Dal devastante crollo del Huascarán del 1970 in Perù ai recenti incidenti negli Stati Uniti, le valanghe hanno causato migliaia di vittime. L'elenco seguente classifica gli eventi più mortali mai documentati.
Il 31 maggio 1970, un terremoto di 7,8 metri scatenò un'enorme frana di ghiaccio e rocce dal Monte Huascarán. La valanga si è abbattuta sulla città di Yungay, seppellendola sotto un muro di neve e detriti.
Le stime ufficiali collocano il bilancio delle vittime tra 15.000 e 25.000, rendendola la valanga più mortale mai registrata.
Durante la Prima Guerra Mondiale abbondanti nevicate destabilizzarono i pendii delle Alpi. Il 13 dicembre 1916, numerose frane di neve causarono circa 2.000 vittime, rappresentando uno dei disastri montani più mortali dell'epoca.
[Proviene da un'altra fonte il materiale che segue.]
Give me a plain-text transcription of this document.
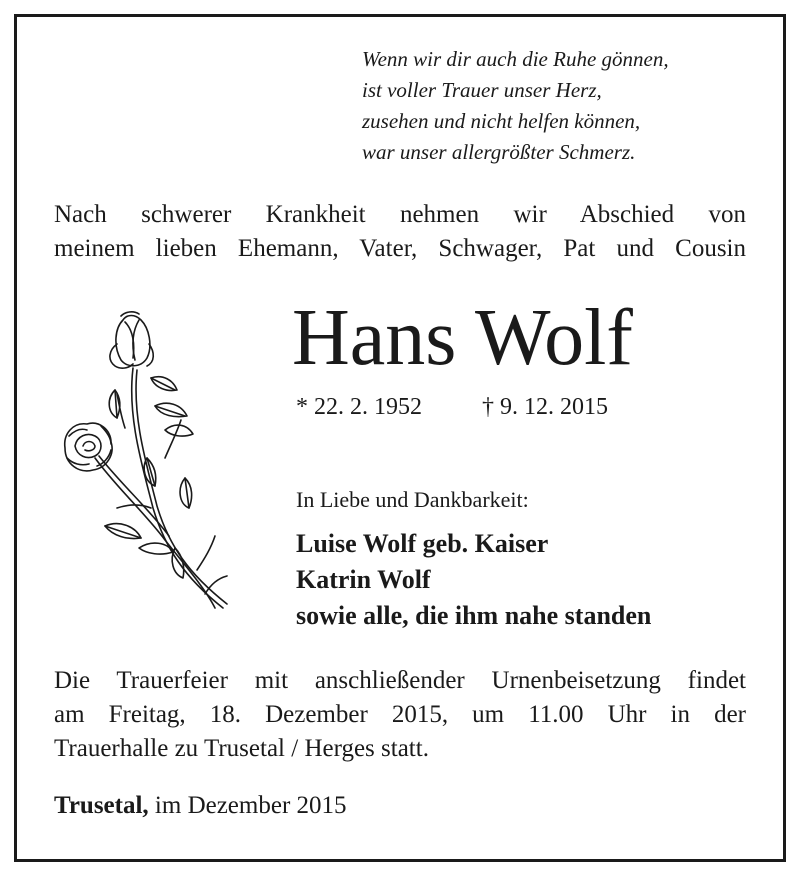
Wenn wir dir auch die Ruhe gönnen,
ist voller Trauer unser Herz,
zusehen und nicht helfen können,
war unser allergrößter Schmerz.
Nach schwerer Krankheit nehmen wir Abschied von
meinem lieben Ehemann, Vater, Schwager, Pat und Cousin
Hans Wolf
* 22. 2. 1952	† 9. 12. 2015
In Liebe und Dankbarkeit:
Luise Wolf geb. Kaiser
Katrin Wolf
sowie alle, die ihm nahe standen
Die Trauerfeier mit anschließender Urnenbeisetzung findet
am Freitag, 18. Dezember 2015, um 11.00 Uhr in der
Trauerhalle zu Trusetal / Herges statt.
Trusetal, im Dezember 2015
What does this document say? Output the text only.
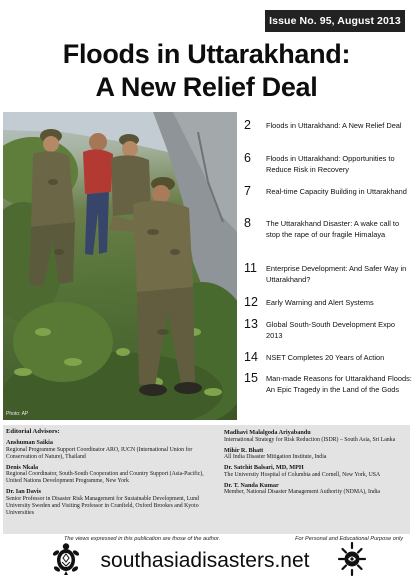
Issue No. 95, August 2013
Floods in Uttarakhand:
A New Relief Deal
Photo: AP
2	Floods in Uttarakhand: A New Relief Deal
6	Floods in Uttarakhand: Opportunities to Reduce Risk in Recovery
7	Real-time Capacity Building in Uttarakhand
8	The Uttarakhand Disaster: A wake call to stop the rape of our fragile Himalaya
11	Enterprise Development: And Safer Way in Uttarakhand?
12	Early Warning and Alert Systems
13	Global South-South Development Expo 2013
14	NSET Completes 20 Years of Action
15	Man-made Reasons for Uttarakhand Floods: An Epic Tragedy in the Land of the Gods
Editorial Advisors:
Anshuman Saikia
Regional Programme Support Coordinator ARO, IUCN (International Union for Conservation of Nature), Thailand
Denis Nkala
Regional Coordinator, South-South Cooperation and Country Support (Asia-Pacific), United Nations Development Programme, New York
Dr. Ian Davis
Senior Professor in Disaster Risk Management for Sustainable Development, Lund University Sweden and Visiting Professor in Cranfield, Oxford Brookes and Kyoto Universities
Madhavi Malalgoda Ariyabandu
International Strategy for Risk Reduction (ISDR) – South Asia, Sri Lanka
Mihir R. Bhatt
All India Disaster Mitigation Institute, India
Dr. Satchit Balsari, MD, MPH
The University Hospital of Columbia and Cornell, New York, USA
Dr. T. Nanda Kumar
Member, National Disaster Management Authority (NDMA), India
The views expressed in this publication are those of the author.	For Personal and Educational Purpose only
southasiadisasters.net
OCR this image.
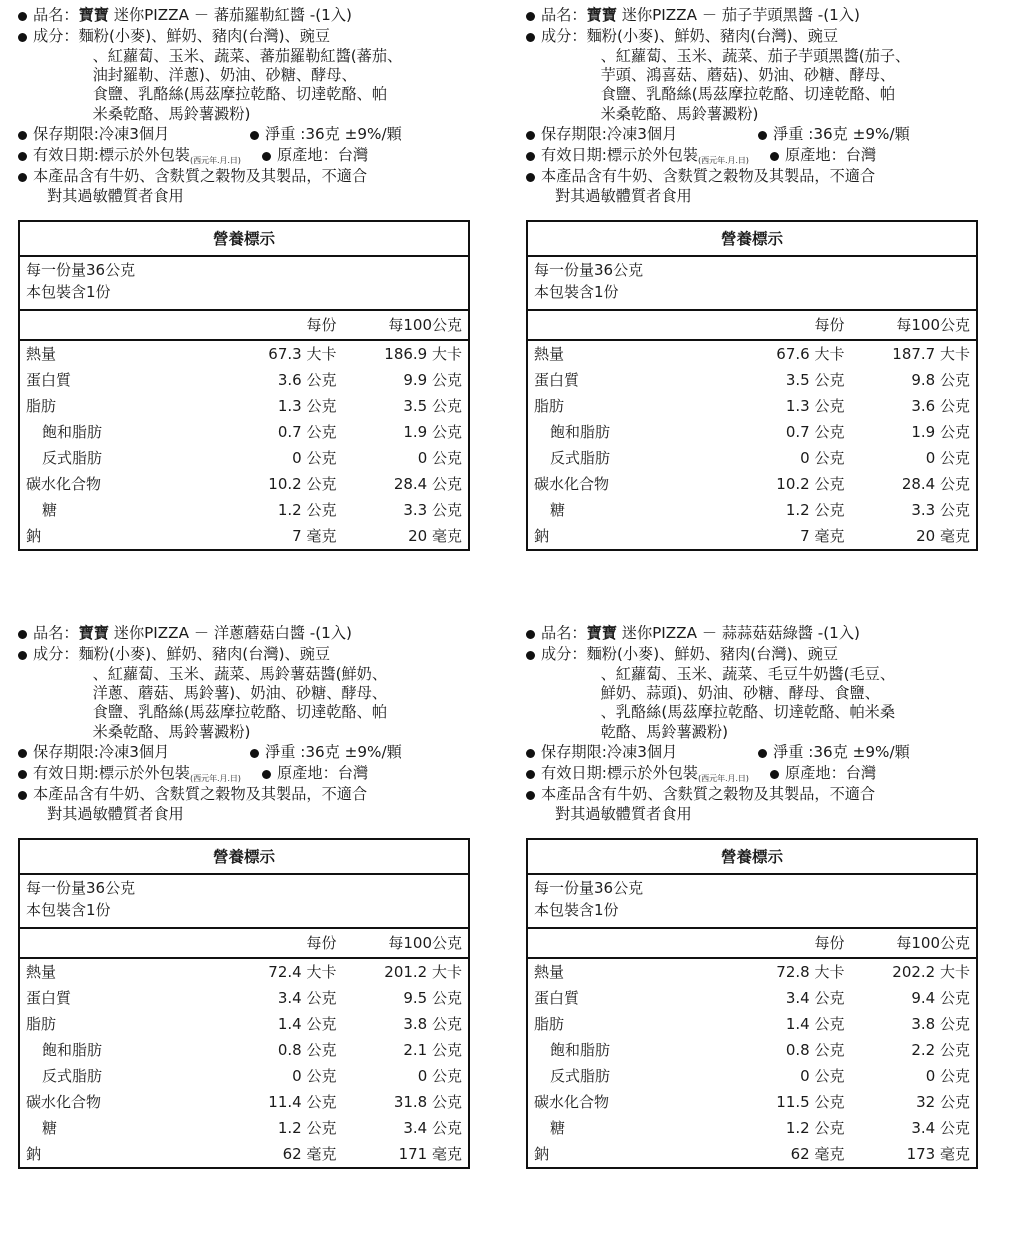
品名： 寶寶 迷你PIZZA － 蕃茄羅勒紅醬 -(1入)
成分： 麵粉(小麥)、鮮奶、豬肉(台灣)、豌豆
、紅蘿蔔、玉米、蔬菜、蕃茄羅勒紅醬(蕃茄、
油封羅勒、洋蔥)、奶油、砂糖、酵母、
食鹽、乳酪絲(馬茲摩拉乾酪、切達乾酪、帕
米桑乾酪、馬鈴薯澱粉)
保存期限:冷凍3個月	淨重 :36克 ±9%/顆
有效日期:標示於外包裝(西元年.月.日) 原產地：台灣
本產品含有牛奶、含麩質之穀物及其製品，不適合
對其過敏體質者食用
營養標示		

每一份量36公克
本包裝含1份		

	每份	每100公克
熱量	67.3 大卡	186.9 大卡
蛋白質	3.6 公克	9.9 公克
脂肪	1.3 公克	3.5 公克
飽和脂肪	0.7 公克	1.9 公克
反式脂肪	0 公克	0 公克
碳水化合物	10.2 公克	28.4 公克
糖	1.2 公克	3.3 公克
鈉	7 毫克	20 毫克
品名： 寶寶 迷你PIZZA － 茄子芋頭黑醬 -(1入)
成分： 麵粉(小麥)、鮮奶、豬肉(台灣)、豌豆
、紅蘿蔔、玉米、蔬菜、茄子芋頭黑醬(茄子、
芋頭、鴻喜菇、蘑菇)、奶油、砂糖、酵母、
食鹽、乳酪絲(馬茲摩拉乾酪、切達乾酪、帕
米桑乾酪、馬鈴薯澱粉)
保存期限:冷凍3個月	淨重 :36克 ±9%/顆
有效日期:標示於外包裝(西元年.月.日) 原產地：台灣
本產品含有牛奶、含麩質之穀物及其製品，不適合
對其過敏體質者食用
營養標示		

每一份量36公克
本包裝含1份		

	每份	每100公克
熱量	67.6 大卡	187.7 大卡
蛋白質	3.5 公克	9.8 公克
脂肪	1.3 公克	3.6 公克
飽和脂肪	0.7 公克	1.9 公克
反式脂肪	0 公克	0 公克
碳水化合物	10.2 公克	28.4 公克
糖	1.2 公克	3.3 公克
鈉	7 毫克	20 毫克
品名： 寶寶 迷你PIZZA － 洋蔥蘑菇白醬 -(1入)
成分： 麵粉(小麥)、鮮奶、豬肉(台灣)、豌豆
、紅蘿蔔、玉米、蔬菜、馬鈴薯菇醬(鮮奶、
洋蔥、蘑菇、馬鈴薯)、奶油、砂糖、酵母、
食鹽、乳酪絲(馬茲摩拉乾酪、切達乾酪、帕
米桑乾酪、馬鈴薯澱粉)
保存期限:冷凍3個月	淨重 :36克 ±9%/顆
有效日期:標示於外包裝(西元年.月.日) 原產地：台灣
本產品含有牛奶、含麩質之穀物及其製品，不適合
對其過敏體質者食用
營養標示		

每一份量36公克
本包裝含1份		

	每份	每100公克
熱量	72.4 大卡	201.2 大卡
蛋白質	3.4 公克	9.5 公克
脂肪	1.4 公克	3.8 公克
飽和脂肪	0.8 公克	2.1 公克
反式脂肪	0 公克	0 公克
碳水化合物	11.4 公克	31.8 公克
糖	1.2 公克	3.4 公克
鈉	62 毫克	171 毫克
品名： 寶寶 迷你PIZZA － 蒜蒜菇菇綠醬 -(1入)
成分： 麵粉(小麥)、鮮奶、豬肉(台灣)、豌豆
、紅蘿蔔、玉米、蔬菜、毛豆牛奶醬(毛豆、
鮮奶、蒜頭)、奶油、砂糖、酵母、食鹽、
、乳酪絲(馬茲摩拉乾酪、切達乾酪、帕米桑
乾酪、馬鈴薯澱粉)
保存期限:冷凍3個月	淨重 :36克 ±9%/顆
有效日期:標示於外包裝(西元年.月.日) 原產地：台灣
本產品含有牛奶、含麩質之穀物及其製品，不適合
對其過敏體質者食用
營養標示		

每一份量36公克
本包裝含1份		

	每份	每100公克
熱量	72.8 大卡	202.2 大卡
蛋白質	3.4 公克	9.4 公克
脂肪	1.4 公克	3.8 公克
飽和脂肪	0.8 公克	2.2 公克
反式脂肪	0 公克	0 公克
碳水化合物	11.5 公克	32 公克
糖	1.2 公克	3.4 公克
鈉	62 毫克	173 毫克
Vicino allo Stevens Pass, nello stato di Washington, due treni sono rimasti bloccati durante una forte tempesta. Una valanga notturna ha travolto i vagoni ferroviari in una gola, uccidendo 96 persone e segnando la valanga più mortale nella storia degli Stati Uniti.
Durante la corsa all'oro del Klondike, una frana lungo il Chilkoot Trail seppellì i cercatori diretti a nord. Persero più di 60 vite, rendendolo uno dei peggiori disastri naturali dell'era della corsa all'oro.
Una serie di smottamenti hanno colpito il villaggio di Blons dopo una forte nevicata, seppellendo le case e il centro del paese. Perirono sessantasette residenti, rendendolo uno dei disastri alpini più mortali d'Europa.
Una valanga è caduta ad alta velocità nei pressi del villaggio di Galtür dopo condizioni meteorologiche estreme. Trentuno persone sono state trovate morte, spingendo all'espansione delle difese contro le valanghe e all'aggiornamento delle pratiche di zonazione del pericolo in tutta la regione.
Forti nevicate e attività sismica hanno preceduto una frana che ha seppellito un albergo di montagna. Ventinove persone sono state uccise e le squadre di ricerca e soccorso hanno lavorato giorni interi in condizioni pericolose per recuperare le vittime e salvare i sopravvissuti.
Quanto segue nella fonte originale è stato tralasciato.